Reports of Floating-Harbor syndrome have suggested autosomal dominant (e.g., Lacombe et al., 1995) or autosomal recessive (e.g., Ioan and Fryns, 2003) inheritance.

White et al. (2010) described a mother-daughter pair, in which the daughter had delayed bone age and facial features that were characteristic of FLHS, whereas the mother had features showing similarity to FLHS. Both had short stature and speech/language difficulties like those of FLHS patients.

Molecular Genetics

Hood et al. (2012) performed exome capture and high-throughput sequencing in 5 unrelated probands with Floating-Harbor syndrome, including 2 patients (patients 9 and 10) previously studied by White et al. (2010), and identified heterozygosity in all 5 probands for 3 truncating variants in the SRCAP gene (611421.0001-611421.0003, respectively). Analysis of SRCAP in an additional 8 probands, including 'patient 8' of White et al. (2010), identified 6 with heterozygosity for 2 of the previously identified mutations, respectively (611421.0001; 611421.0002), as well as 2 with heterozygosity for 2 more frameshift mutations. The mutations were shown to be de novo in all 6 instances in which parental DNA was available, and none were represented in the dbSNP (build 131), 1000 Genomes Project, or NHLBI Exome Variant Server. The authors stated that the phenotype of mutation-positive individuals was concordant with earlier descriptions of FLHS, and that nearly all individuals had short stature and expressive language impairment. However, despite the remarkable similarity among mutations in these patients, all of which were truncating mutations tightly clustered in the last exon of the SRCAP gene, cognitive outcomes ranging from 'normal' to 'significant intellectual disability' were reported, suggesting that genetic modifiers and/or environmental factors might be involved.
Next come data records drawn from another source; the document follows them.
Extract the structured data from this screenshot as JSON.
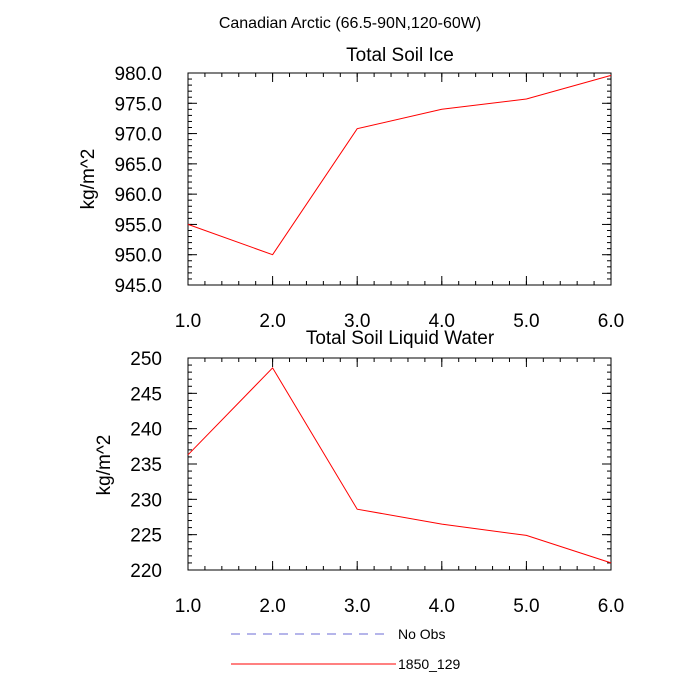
{
  "suptitle": "Canadian Arctic (66.5-90N,120-60W)",
  "colors": {
    "series": "#ff0000",
    "obs": "#6b6bd6",
    "axis": "#000000"
  },
  "legend": [
    {
      "label": "No Obs",
      "style": "dashed",
      "color": "#6b6bd6"
    },
    {
      "label": "1850_129",
      "style": "solid",
      "color": "#ff0000"
    }
  ],
  "chart_data": [
    {
      "type": "line",
      "title": "Total Soil Ice",
      "xlabel": "",
      "ylabel": "kg/m^2",
      "xlim": [
        1,
        6
      ],
      "ylim": [
        945,
        980
      ],
      "xticks": [
        1,
        2,
        3,
        4,
        5,
        6
      ],
      "xtick_labels": [
        "1.0",
        "2.0",
        "3.0",
        "4.0",
        "5.0",
        "6.0"
      ],
      "yticks": [
        945,
        950,
        955,
        960,
        965,
        970,
        975,
        980
      ],
      "ytick_labels": [
        "945.0",
        "950.0",
        "955.0",
        "960.0",
        "965.0",
        "970.0",
        "975.0",
        "980.0"
      ],
      "series": [
        {
          "name": "1850_129",
          "x": [
            1,
            2,
            3,
            4,
            5,
            6
          ],
          "values": [
            955.0,
            950.0,
            970.8,
            974.0,
            975.7,
            979.6
          ]
        }
      ]
    },
    {
      "type": "line",
      "title": "Total Soil Liquid Water",
      "xlabel": "",
      "ylabel": "kg/m^2",
      "xlim": [
        1,
        6
      ],
      "ylim": [
        220,
        250
      ],
      "xticks": [
        1,
        2,
        3,
        4,
        5,
        6
      ],
      "xtick_labels": [
        "1.0",
        "2.0",
        "3.0",
        "4.0",
        "5.0",
        "6.0"
      ],
      "yticks": [
        220,
        225,
        230,
        235,
        240,
        245,
        250
      ],
      "ytick_labels": [
        "220",
        "225",
        "230",
        "235",
        "240",
        "245",
        "250"
      ],
      "series": [
        {
          "name": "1850_129",
          "x": [
            1,
            2,
            3,
            4,
            5,
            6
          ],
          "values": [
            236.3,
            248.6,
            228.6,
            226.5,
            224.9,
            221.0
          ]
        }
      ]
    }
  ]
}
By whole-exome sequencing followed by Sanger sequencing, Le Goff et al. (2013) identified heterozygous mutations in the SRCAP gene in 6 of 9 patients with Floating-Harbor syndrome (see, e.g., 611421.0001, 611421.0002, and 611421.0004). There were no major clinical differences between the mutation-positive patients and those in whom no mutation was found. Le Goff et al. (2013) concluded that Floating-Harbor syndrome is a clinically homogeneous but genetically heterogeneous condition, although they noted that partial intragenic deletions or mutations in the introns or promoter region could not be excluded in the mutation-negative patients.

Kehrer et al. (2014) identified a de novo heterozygous truncating mutation in exon 33 of the SRCAP gene (Q2334X; 611421.0005) in a German boy with FLHS. Kehrer et al. (2014) noted that this was the first reported SRCAP mutation that was not in exon 34. Functional studies were not performed.